Swine flu's reach extends deeper across America

5/4/2009
FROM THE BLADE'S NEWS SERVICES

MEXICO CITY - The swine flu epidemic spread deeper into the United States, Europe, and Latin America yesterday, even as Mexico's health chief hinted it soon may be time to reopen businesses and schools in the nation where the outbreak likely began.

The tally of confirmed cases in the United States jumped yesterday to 245 in 35 states, but officials said that's largely from catching up on a backlog of lab tests rather than a sudden spurt in new infections.

The new count reflects streamlining in procedures and the results of tests by states, which only recently began confirming cases, said Dr. Anne Schuchat of the Centers for Disease Control and Prevention in Atlanta.

Because states are sending their results and there are many cases to analyze, "I expect the numbers to jump quite a bit in the next couple days," she said.

Mexican Health Secretary Jose Angel Cordova said the virus that has killed 19 people in Mexico and sickened at least 506 peaked there between April 23 and April 28. A drastic nationwide shutdown appears to have helped prevent the outbreak from becoming more serious, he said.

Officials will decide today whether to extend the shutdown or allow schools and businesses to reopen Wednesday. "The evolution of the epidemic is now in its declining phase," he said.
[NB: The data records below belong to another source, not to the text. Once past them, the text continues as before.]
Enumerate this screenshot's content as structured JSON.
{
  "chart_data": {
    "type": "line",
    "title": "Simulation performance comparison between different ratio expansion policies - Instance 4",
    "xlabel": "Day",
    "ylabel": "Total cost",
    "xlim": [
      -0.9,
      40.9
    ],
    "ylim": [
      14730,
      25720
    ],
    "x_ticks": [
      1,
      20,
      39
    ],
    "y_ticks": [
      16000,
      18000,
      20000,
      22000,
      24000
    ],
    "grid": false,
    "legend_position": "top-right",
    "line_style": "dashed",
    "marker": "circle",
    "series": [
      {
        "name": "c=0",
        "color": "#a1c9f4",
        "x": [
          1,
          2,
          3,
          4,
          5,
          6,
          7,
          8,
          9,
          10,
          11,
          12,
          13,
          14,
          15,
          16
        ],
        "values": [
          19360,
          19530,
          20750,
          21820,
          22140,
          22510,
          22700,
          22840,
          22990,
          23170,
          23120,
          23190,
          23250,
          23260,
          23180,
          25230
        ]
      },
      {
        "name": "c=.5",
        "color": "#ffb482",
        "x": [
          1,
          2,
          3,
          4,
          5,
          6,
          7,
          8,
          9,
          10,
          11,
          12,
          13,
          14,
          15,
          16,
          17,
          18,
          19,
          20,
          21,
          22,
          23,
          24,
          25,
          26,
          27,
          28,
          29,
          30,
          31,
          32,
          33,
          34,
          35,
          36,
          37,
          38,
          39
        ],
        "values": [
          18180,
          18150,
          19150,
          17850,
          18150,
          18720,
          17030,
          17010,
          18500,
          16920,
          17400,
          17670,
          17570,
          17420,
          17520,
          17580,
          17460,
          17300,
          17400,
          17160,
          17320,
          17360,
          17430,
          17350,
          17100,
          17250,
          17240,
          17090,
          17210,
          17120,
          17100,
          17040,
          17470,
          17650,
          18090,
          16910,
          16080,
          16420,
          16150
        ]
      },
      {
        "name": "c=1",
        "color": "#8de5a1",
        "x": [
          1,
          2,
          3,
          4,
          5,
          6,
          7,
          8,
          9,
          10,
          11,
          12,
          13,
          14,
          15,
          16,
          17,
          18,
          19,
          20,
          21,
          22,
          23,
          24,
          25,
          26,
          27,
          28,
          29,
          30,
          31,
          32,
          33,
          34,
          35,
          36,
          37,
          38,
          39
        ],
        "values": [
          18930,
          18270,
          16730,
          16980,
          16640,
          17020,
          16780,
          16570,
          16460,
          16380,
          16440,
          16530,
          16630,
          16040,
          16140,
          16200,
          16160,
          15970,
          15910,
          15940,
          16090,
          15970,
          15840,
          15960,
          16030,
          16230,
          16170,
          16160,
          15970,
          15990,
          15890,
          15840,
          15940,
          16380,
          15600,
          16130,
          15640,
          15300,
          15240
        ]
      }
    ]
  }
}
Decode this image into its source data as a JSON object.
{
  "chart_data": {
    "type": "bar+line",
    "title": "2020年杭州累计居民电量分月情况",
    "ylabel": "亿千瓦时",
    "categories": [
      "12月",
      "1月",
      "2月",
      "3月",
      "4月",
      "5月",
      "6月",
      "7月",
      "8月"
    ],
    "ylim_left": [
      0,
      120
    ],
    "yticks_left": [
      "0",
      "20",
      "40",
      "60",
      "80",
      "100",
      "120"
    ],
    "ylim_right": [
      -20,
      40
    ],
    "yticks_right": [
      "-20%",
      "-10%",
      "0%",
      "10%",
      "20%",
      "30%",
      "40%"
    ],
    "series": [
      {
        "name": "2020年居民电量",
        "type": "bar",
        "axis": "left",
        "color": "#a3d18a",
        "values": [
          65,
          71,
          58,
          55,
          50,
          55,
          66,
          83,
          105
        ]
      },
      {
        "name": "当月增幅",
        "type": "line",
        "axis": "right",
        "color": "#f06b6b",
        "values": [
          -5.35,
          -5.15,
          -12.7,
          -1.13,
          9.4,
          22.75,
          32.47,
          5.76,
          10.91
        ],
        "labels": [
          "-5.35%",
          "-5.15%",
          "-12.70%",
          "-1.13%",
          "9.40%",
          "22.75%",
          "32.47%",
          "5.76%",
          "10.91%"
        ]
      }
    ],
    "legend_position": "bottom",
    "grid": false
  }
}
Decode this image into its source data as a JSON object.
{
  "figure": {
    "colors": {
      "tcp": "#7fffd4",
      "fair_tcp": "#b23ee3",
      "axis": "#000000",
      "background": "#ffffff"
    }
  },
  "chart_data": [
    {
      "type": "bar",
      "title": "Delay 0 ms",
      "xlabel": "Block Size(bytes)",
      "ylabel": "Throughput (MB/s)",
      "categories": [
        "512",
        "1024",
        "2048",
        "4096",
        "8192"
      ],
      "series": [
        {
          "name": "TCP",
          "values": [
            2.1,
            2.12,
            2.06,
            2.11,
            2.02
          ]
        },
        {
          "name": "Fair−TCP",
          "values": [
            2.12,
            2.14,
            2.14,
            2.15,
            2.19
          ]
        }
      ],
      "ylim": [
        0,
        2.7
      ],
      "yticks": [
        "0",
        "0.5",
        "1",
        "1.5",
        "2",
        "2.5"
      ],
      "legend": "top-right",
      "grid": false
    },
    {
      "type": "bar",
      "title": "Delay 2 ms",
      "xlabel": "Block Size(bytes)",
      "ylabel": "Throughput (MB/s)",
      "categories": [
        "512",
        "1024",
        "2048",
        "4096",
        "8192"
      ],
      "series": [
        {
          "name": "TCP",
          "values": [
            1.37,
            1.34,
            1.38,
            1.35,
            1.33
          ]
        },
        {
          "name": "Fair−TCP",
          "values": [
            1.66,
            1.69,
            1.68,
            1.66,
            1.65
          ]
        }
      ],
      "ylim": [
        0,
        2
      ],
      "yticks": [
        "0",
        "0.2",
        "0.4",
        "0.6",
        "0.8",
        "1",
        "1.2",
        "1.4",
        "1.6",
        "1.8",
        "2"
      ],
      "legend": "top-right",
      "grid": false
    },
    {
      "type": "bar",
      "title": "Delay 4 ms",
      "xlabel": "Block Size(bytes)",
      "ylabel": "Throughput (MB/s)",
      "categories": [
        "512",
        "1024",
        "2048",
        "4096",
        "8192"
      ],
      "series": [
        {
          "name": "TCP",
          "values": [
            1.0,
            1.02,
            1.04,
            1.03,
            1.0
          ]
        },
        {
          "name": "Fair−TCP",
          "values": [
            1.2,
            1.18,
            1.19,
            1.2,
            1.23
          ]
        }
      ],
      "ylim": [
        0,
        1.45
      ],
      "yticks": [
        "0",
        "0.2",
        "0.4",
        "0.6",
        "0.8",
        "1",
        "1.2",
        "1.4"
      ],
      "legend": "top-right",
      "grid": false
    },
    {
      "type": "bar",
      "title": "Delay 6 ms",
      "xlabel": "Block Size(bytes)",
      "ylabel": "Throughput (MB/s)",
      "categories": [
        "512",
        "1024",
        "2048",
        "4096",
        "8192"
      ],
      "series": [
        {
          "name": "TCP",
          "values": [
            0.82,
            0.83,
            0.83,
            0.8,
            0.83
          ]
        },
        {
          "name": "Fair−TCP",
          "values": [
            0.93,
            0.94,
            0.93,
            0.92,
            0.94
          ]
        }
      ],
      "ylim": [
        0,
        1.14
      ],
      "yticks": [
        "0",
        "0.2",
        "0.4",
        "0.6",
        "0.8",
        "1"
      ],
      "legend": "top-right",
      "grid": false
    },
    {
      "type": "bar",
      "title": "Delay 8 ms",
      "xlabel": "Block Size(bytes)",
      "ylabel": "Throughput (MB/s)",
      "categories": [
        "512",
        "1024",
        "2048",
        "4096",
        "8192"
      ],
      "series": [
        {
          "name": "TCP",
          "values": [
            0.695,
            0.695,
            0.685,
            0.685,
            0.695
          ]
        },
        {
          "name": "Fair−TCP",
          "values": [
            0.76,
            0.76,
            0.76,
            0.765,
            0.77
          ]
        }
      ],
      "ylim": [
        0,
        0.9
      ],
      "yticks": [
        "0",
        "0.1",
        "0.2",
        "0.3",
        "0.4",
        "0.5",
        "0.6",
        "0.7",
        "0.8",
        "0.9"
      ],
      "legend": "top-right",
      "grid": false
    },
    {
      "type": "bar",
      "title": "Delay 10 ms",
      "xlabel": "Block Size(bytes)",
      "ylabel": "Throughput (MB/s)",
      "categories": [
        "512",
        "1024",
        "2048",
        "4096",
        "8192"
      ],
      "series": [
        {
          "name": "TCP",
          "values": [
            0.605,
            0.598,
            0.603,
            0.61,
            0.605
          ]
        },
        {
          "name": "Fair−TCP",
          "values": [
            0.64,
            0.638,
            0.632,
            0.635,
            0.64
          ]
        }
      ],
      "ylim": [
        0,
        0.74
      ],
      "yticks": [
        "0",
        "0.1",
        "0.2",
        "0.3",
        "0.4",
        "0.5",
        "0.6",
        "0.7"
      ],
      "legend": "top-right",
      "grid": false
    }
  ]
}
But the CDC's Dr. Schuchat said the flu appeared in Mexico before it did in the United States. "We believe we are just in the upswing here," she said. "I think it's circulating all over the U.S.. The virus has arrived, I would say, in most of the country now."

In Michigan, probable cases led to the closings of the 1,375-student Utica High School and all schools in the 19,000-student Plymouth-Canton Community School District.

Michigan reported 19 new probable cases yesterday, bringing the state's total to 39.

Unlike the common seasonal flu, swine flu appears to infect an unusually high percentage of the young: Patients' median age is 17. "Very few confirmed are over 50," Dr. Schuchat said.

Of 30 people hospitalized in this country, she said, a high proportion are older children and younger adults, a big change from the age groups generally at high risk of needing hospital care: the elderly and the very young.

The only swine flu death in the United States is that of a Mexican toddler who was visiting Texas.

On yesterday's talk shows, U.S. health officials said they were cautiously optimistic the swine flu isn't as dangerous as first feared, but urged people to take common-sense precautions.

The virus spread to Colombia in the first confirmed case in South America, worrisome because flu season is about to begin in the Southern Hemisphere.

A big concern is whether the virus will return, perhaps harder, when regular influenza begins its march. Flu season in the Southern Hemisphere is about to begin, and U.S. authorities will watch how the swine flu circulates there over the coming months as they prepare the first vaccine and decide whether to order that large amounts of it be produced in the fall.

Fear spread in other parts of the globe, much of it directed at Mexican nationals or those who have traveled to Mexico.

China quarantined more than 70 Mexican travelers in hospitals and hotels there, and Mexicans on arriving flights were being taken into isolation, said Mexico's ambassador, Jorge Guajardo.

In Egypt, police and armored cars charged into a crowd of a 1,000 irate pig farmers armed with stones and bottles, leaving 12 people injured as residents of a Cairo slum resisted government efforts to slaughter the nation's pigs to guard against swine flu.

Cairo security chief Maj. Gen. Ismail Shaer said 14 people were arrested. Seven police were among the injured in the clashes with largely Christian garbage collectors who raise pigs on the refuse and live in the slums of Manishyet Nasr.

Egypt last week ordered the slaughter of all the country's 300,000 pigs even though no cases of swine flu have been reported there. The World Health Organization has said the move was unnecessary because the virus is being spread through humans.

The organization reiterated its message that pork, ham, and sausages are all safe to eat.